Turkey has increased military exports sixfold this year to its close ally Azerbaijan. Russia, is close to both sides but has a defense pact with Armenia. News agency RIA reported the Russian navy had started planned military exercises in the Caspian Sea.
There were further signs on Friday that a Russian-brokered ceasefire agreed last Saturday to allow the sides to swap detainees and the bodies of those killed had all but broken down.
Armenia and Azerbaijan each accused the other of launching attacks, and each said it had the upper hand.
Armenian defense ministry official Artsrun Hovhannisyan said Azerbaijan had conducted artillery bombardments of Nagorno-Karabakh from the north, "with total disregard for the humanitarian truce." He added that Azeri forces had been repelled and had suffered significant losses.
Azerbaijan's defense ministry said Nagorno-Karabakh forces had been forced to retreat and Azeri forces retained the advantage along the line of contact that divides the sides.
Reuters could not independently verify the reports.
Baku also accused Yerevan of a missile attack on Ordubad in Nakhchivan autonomous province, a region which belongs to Azerbaijan but is surrounded by Armenia and Iran. Armenia denied such an attack.

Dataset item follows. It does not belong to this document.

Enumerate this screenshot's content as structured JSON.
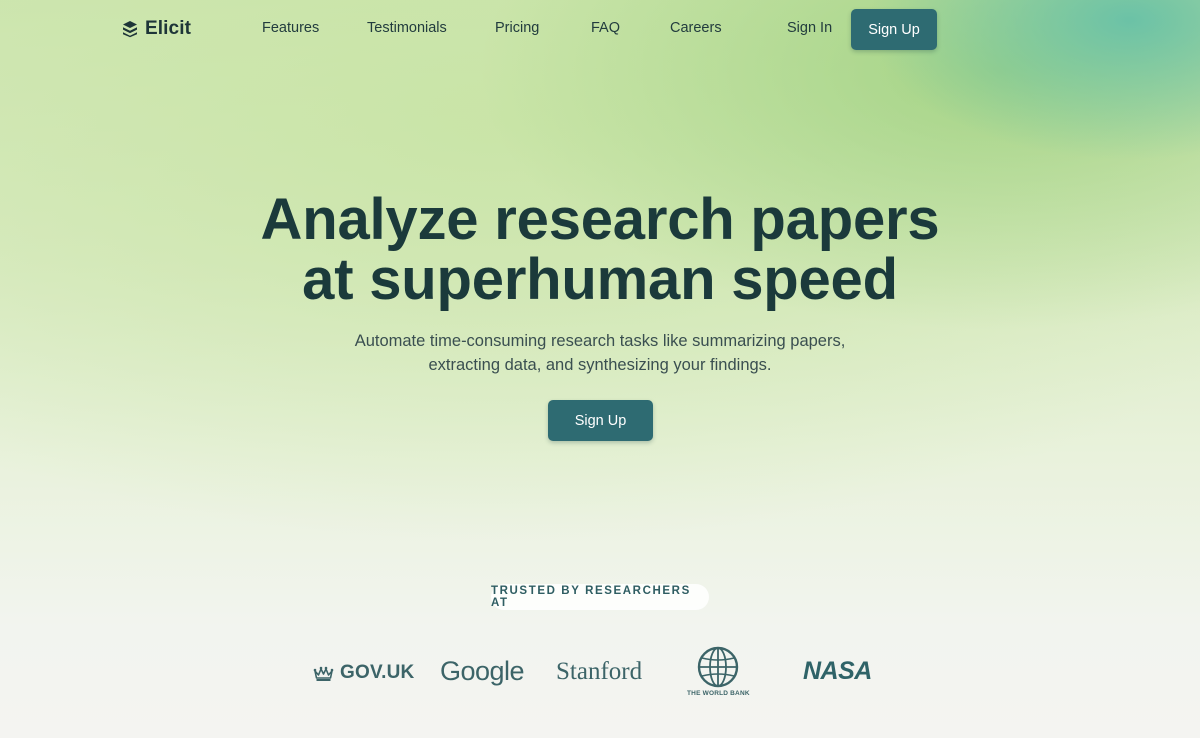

The Nagorno-Karabakh defense ministry reported 29 more military casualties, bringing to 633 the number of servicemen killed since fighting broke out on Sept. 27. Azerbaijan does not disclose military casualties. The Azeri prosecutor-general's office said 47 civilians had been killed and 222 wounded.
US CRITICISM OF TURKEY
The hostilities, close to pipelines in Azerbaijan that carry gas and oil to global markets, are stoking concern in Europe and the United States that Turkey and Russia, already at loggerheads over Syria and Libya, will be dragged in.

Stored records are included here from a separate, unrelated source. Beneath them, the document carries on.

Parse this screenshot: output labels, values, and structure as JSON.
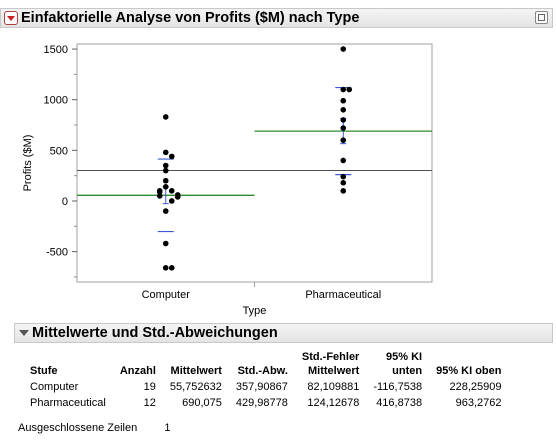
{
  "header": {
    "title": "Einfaktorielle Analyse von Profits ($M) nach Type"
  },
  "chart_data": {
    "type": "scatter",
    "xlabel": "Type",
    "ylabel": "Profits ($M)",
    "categories": [
      "Computer",
      "Pharmaceutical"
    ],
    "ylim": [
      -800,
      1550
    ],
    "yticks": [
      -500,
      0,
      500,
      1000,
      1500
    ],
    "grand_mean": 301.5,
    "group_means": [
      55.752632,
      690.075
    ],
    "group_std": [
      357.90867,
      429.98778
    ],
    "group_se": [
      82.109881,
      124.12678
    ],
    "points": [
      {
        "group": 0,
        "values": [
          830,
          480,
          440,
          350,
          300,
          200,
          140,
          100,
          100,
          90,
          60,
          50,
          50,
          40,
          0,
          -100,
          -420,
          -660,
          -660
        ]
      },
      {
        "group": 1,
        "values": [
          1500,
          1100,
          1100,
          990,
          900,
          800,
          720,
          600,
          400,
          240,
          180,
          100
        ]
      }
    ],
    "colors": {
      "mean_line": "#2e8b2e",
      "grand_mean_line": "#505050",
      "std_marks": "#3a5bd0",
      "points": "#000000"
    }
  },
  "section2": {
    "title": "Mittelwerte und Std.-Abweichungen"
  },
  "table": {
    "headers": [
      {
        "line1": "",
        "line2": "Stufe"
      },
      {
        "line1": "",
        "line2": "Anzahl"
      },
      {
        "line1": "",
        "line2": "Mittelwert"
      },
      {
        "line1": "",
        "line2": "Std.-Abw."
      },
      {
        "line1": "Std.-Fehler",
        "line2": "Mittelwert"
      },
      {
        "line1": "95% KI",
        "line2": "unten"
      },
      {
        "line1": "",
        "line2": "95% KI oben"
      }
    ],
    "rows": [
      [
        "Computer",
        "19",
        "55,752632",
        "357,90867",
        "82,109881",
        "-116,7538",
        "228,25909"
      ],
      [
        "Pharmaceutical",
        "12",
        "690,075",
        "429,98778",
        "124,12678",
        "416,8738",
        "963,2762"
      ]
    ]
  },
  "excluded": {
    "label": "Ausgeschlossene Zeilen",
    "value": "1"
  }
}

Pompeo said Turkey had worsened the conflict by providing resources to Azerbaijan. A diplomatic resolution was needed, rather than "third-party countries coming in to lend their firepower to what is already a powder keg of a situation," he said in an interview with broadcaster WSB Atlanta.
Ankara accuses Armenia of illegally occupying Azeri territory. Armenia says Turkey has encouraged Azerbaijan to pursue a military solution to the conflict, putting Armenian civilians in danger.
Armenia's foreign ministry said Foreign Minister Zohrab Mnatsakanyan had spoken by phone with United Nations Secretary-General António Guterres, asking the international community to "neutralize" Azeri actions which he said posed "an existential danger of the people of Nagorno-Karabakh."
Meanwhile Iran tweeted that its foreign minister Mohammad Javad Zarif had offered the Azeri side Teheran's help with the peace process.
The conflict between the two former Soviet republics threatens to further damage their economies, already hit by the COVID-19 pandemic and, in Azerbaijan's case, weak oil prices.
With 43,280 COVID-19 cases, Azerbaijan said it would close secondary schools and shut the underground rail system in the capital Baku between Oct. 19 and Nov. 2.
Armenia said on Friday its caseload had risen to 61,460.
In projections drafted before fighting started, the World Bank predicted Armenia's economy would shrink 6.3% this year, while expecting Azerbaijan to contract 4.2%.